Developer & Creator Tools Checklist for AI-Powered Apps
Interactive Developer & Creator Tools checklist for AI-Powered Apps. Track your progress step by step.
Building AI-powered apps requires more than choosing a model and shipping a prompt. This checklist covers the core developer and creator tools, workflows, and safeguards needed to launch reliable, cost-efficient AI products that can handle real users, changing models, and fast iteration cycles.
Pro Tips
- *Use a small, frozen evaluation set of 30-50 real user prompts before every prompt or model change, and track pass rates for quality, formatting, and latency in one dashboard.
- *If costs are climbing, audit your top token-consuming routes first - long system prompts, oversized retrieval context, and unnecessary conversation history are usually bigger issues than model price alone.

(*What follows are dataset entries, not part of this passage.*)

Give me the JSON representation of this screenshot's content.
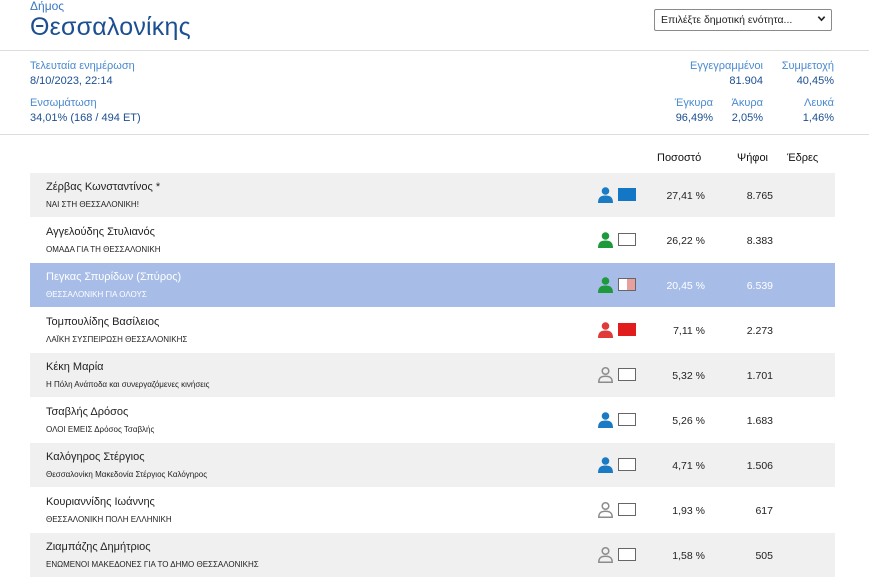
{
  "header": {
    "kicker": "Δήμος",
    "title": "Θεσσαλονίκης",
    "unit_select_value": "Επιλέξτε δημοτική ενότητα..."
  },
  "stats": {
    "updated_label": "Τελευταία ενημέρωση",
    "updated_value": "8/10/2023, 22:14",
    "integrated_label": "Ενσωμάτωση",
    "integrated_value": "34,01% (168 / 494 ΕΤ)",
    "registered_label": "Εγγεγραμμένοι",
    "registered_value": "81.904",
    "turnout_label": "Συμμετοχή",
    "turnout_value": "40,45%",
    "valid_label": "Έγκυρα",
    "valid_value": "96,49%",
    "invalid_label": "Άκυρα",
    "invalid_value": "2,05%",
    "blank_label": "Λευκά",
    "blank_value": "1,46%"
  },
  "columns": {
    "percent": "Ποσοστό",
    "votes": "Ψήφοι",
    "seats": "Έδρες"
  },
  "colors": {
    "person_blue": "#1a7bc4",
    "person_green": "#1e9a3c",
    "person_red": "#e03a3a",
    "person_gray": "#8c8c8c",
    "swatch_blue": "#1477c6",
    "swatch_red": "#e01c1c",
    "swatch_pink": "#e6a0a0",
    "selected_row": "#a7bde8"
  },
  "candidates": [
    {
      "name": "Ζέρβας Κωνσταντίνος *",
      "party": "ΝΑΙ ΣΤΗ ΘΕΣΣΑΛΟΝΙΚΗ!",
      "percent": "27,41 %",
      "votes": "8.765",
      "person_icon": "person-blue-icon",
      "swatch": "blue"
    },
    {
      "name": "Αγγελούδης Στυλιανός",
      "party": "ΟΜΑΔΑ ΓΙΑ ΤΗ ΘΕΣΣΑΛΟΝΙΚΗ",
      "percent": "26,22 %",
      "votes": "8.383",
      "person_icon": "person-green-icon",
      "swatch": "white"
    },
    {
      "name": "Πεγκας Σπυρίδων (Σπύρος)",
      "party": "ΘΕΣΣΑΛΟΝΙΚΗ ΓΙΑ ΟΛΟΥΣ",
      "percent": "20,45 %",
      "votes": "6.539",
      "person_icon": "person-green-icon",
      "swatch": "split-pink",
      "selected": true
    },
    {
      "name": "Τομπουλίδης Βασίλειος",
      "party": "ΛΑΪΚΗ ΣΥΣΠΕΙΡΩΣΗ ΘΕΣΣΑΛΟΝΙΚΗΣ",
      "percent": "7,11 %",
      "votes": "2.273",
      "person_icon": "person-red-icon",
      "swatch": "red"
    },
    {
      "name": "Κέκη Μαρία",
      "party": "Η Πόλη Ανάποδα και συνεργαζόμενες κινήσεις",
      "percent": "5,32 %",
      "votes": "1.701",
      "person_icon": "person-gray-icon",
      "swatch": "white"
    },
    {
      "name": "Τσαβλής Δρόσος",
      "party": "ΟΛΟΙ ΕΜΕΙΣ Δρόσος Τσαβλής",
      "percent": "5,26 %",
      "votes": "1.683",
      "person_icon": "person-blue-icon",
      "swatch": "white"
    },
    {
      "name": "Καλόγηρος Στέργιος",
      "party": "Θεσσαλονίκη Μακεδονία Στέργιος Καλόγηρος",
      "percent": "4,71 %",
      "votes": "1.506",
      "person_icon": "person-blue-icon",
      "swatch": "white"
    },
    {
      "name": "Κουριαννίδης Ιωάννης",
      "party": "ΘΕΣΣΑΛΟΝΙΚΗ ΠΟΛΗ ΕΛΛΗΝΙΚΗ",
      "percent": "1,93 %",
      "votes": "617",
      "person_icon": "person-gray-icon",
      "swatch": "white"
    },
    {
      "name": "Ζιαμπάζης Δημήτριος",
      "party": "ΕΝΩΜΕΝΟΙ ΜΑΚΕΔΟΝΕΣ ΓΙΑ ΤΟ ΔΗΜΟ ΘΕΣΣΑΛΟΝΙΚΗΣ",
      "percent": "1,58 %",
      "votes": "505",
      "person_icon": "person-gray-icon",
      "swatch": "white"
    }
  ]
}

- *For RAG apps, test chunk size and retrieval top-k together rather than separately, because strong embeddings can still perform poorly when chunks are too large or too numerous for the final context window.
- *Prefer structured outputs with schema validation for workflows that trigger actions, save records, or call external tools, since brittle text parsing is one of the fastest ways to create silent production errors.
- *Before launch, simulate provider failure by forcing timeouts and rate-limit responses in staging so your fallback model routing, retries, and user messaging are proven under realistic conditions.